Le site de streaming français Deezer vient d’annoncer le lancement de Soundeezer, un nouveau service de sonorisation des points de vente qui a d’ores et déjà conclu un contrat avec 700 restaurants McDonald’s.
Deezer espère également finaliser rapidement des contrats avec une vingtaine d’autres chaînes de magasins, de restaurants, ainsi qu’avec les propriétaires de points de vente indépendant.
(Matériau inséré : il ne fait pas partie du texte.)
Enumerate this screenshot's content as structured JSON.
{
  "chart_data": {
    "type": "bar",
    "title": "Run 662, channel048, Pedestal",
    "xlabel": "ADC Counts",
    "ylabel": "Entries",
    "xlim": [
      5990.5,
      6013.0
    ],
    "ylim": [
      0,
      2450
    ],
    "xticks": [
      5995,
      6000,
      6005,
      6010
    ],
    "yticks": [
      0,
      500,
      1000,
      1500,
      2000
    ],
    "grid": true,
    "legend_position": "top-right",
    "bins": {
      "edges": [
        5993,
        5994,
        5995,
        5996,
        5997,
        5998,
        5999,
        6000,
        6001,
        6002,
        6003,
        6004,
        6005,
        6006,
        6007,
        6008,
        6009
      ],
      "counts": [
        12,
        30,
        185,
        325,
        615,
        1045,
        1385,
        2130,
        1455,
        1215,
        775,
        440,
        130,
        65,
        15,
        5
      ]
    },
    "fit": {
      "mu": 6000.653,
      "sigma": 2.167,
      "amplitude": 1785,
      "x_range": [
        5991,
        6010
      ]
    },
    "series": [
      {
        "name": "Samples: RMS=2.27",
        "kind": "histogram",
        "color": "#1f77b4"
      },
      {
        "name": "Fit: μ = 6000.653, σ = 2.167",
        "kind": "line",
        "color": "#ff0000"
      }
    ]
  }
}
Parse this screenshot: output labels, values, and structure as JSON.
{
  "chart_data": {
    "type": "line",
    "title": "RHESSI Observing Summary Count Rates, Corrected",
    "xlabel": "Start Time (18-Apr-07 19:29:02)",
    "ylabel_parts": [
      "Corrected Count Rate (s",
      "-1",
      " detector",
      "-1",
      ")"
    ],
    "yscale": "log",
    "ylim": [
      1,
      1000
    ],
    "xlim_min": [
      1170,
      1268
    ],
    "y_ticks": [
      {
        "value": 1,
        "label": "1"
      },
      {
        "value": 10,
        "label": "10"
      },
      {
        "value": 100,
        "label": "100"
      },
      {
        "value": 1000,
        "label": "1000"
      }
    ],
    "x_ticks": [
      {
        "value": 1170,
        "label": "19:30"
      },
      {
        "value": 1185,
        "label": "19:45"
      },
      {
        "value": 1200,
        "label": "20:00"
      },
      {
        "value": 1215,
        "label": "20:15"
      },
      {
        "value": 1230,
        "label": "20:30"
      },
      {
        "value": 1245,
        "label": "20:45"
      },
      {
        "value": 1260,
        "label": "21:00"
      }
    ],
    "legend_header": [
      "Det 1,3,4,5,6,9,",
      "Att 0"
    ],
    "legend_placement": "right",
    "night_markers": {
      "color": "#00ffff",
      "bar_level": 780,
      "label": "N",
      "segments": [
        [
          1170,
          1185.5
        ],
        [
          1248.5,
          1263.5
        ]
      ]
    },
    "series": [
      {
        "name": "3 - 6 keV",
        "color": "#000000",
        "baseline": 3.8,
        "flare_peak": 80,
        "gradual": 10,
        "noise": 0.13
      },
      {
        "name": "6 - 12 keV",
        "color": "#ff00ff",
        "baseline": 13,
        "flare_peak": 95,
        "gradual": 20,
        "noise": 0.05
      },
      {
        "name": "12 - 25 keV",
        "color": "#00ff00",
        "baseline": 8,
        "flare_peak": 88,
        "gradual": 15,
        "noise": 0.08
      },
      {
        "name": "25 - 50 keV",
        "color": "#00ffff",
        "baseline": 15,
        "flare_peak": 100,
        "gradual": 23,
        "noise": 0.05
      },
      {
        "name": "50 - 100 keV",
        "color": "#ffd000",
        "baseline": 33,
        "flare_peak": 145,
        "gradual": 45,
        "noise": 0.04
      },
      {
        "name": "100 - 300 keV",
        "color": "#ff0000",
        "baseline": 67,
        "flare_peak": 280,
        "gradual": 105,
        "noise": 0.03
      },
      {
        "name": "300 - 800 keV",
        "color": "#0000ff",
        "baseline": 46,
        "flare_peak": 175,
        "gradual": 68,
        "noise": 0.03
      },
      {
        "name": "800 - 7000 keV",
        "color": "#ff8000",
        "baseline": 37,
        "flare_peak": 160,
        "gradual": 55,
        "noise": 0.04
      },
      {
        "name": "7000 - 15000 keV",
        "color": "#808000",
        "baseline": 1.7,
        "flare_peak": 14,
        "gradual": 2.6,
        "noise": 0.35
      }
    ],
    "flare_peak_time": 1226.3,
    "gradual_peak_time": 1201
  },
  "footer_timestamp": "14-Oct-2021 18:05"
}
Techniquement, les lieux n’ont pas besoin de connexion Internet mais seront équipés d’un boîtier livré par Deezer. Une dizaine de playlist personnalisables permettent d’adapter l’ambiance musicale selon la clientèle, les créneaux horaires, etc. et des messages publicitaires peuvent y être intégrés.
Deezer espère ainsi développer une nouvelle source de revenus leur permettant de rentabiliser les lourds investissements liés à l’acquisition de catalogues.
L’un des acteurs déjà implanté sur ce marché, MusicMatic, développe de son côté une autre stratégie afin de conforter sa position. Cette société belge vient en effet de racheter le portail de musique libre Jamendo, en difficulté financière depuis plusieurs mois. Après avoir licencié une partie de son équipe, Jamendo voit 500 000 euros injectés dans la structure par MusicMatic et les fondateurs du site.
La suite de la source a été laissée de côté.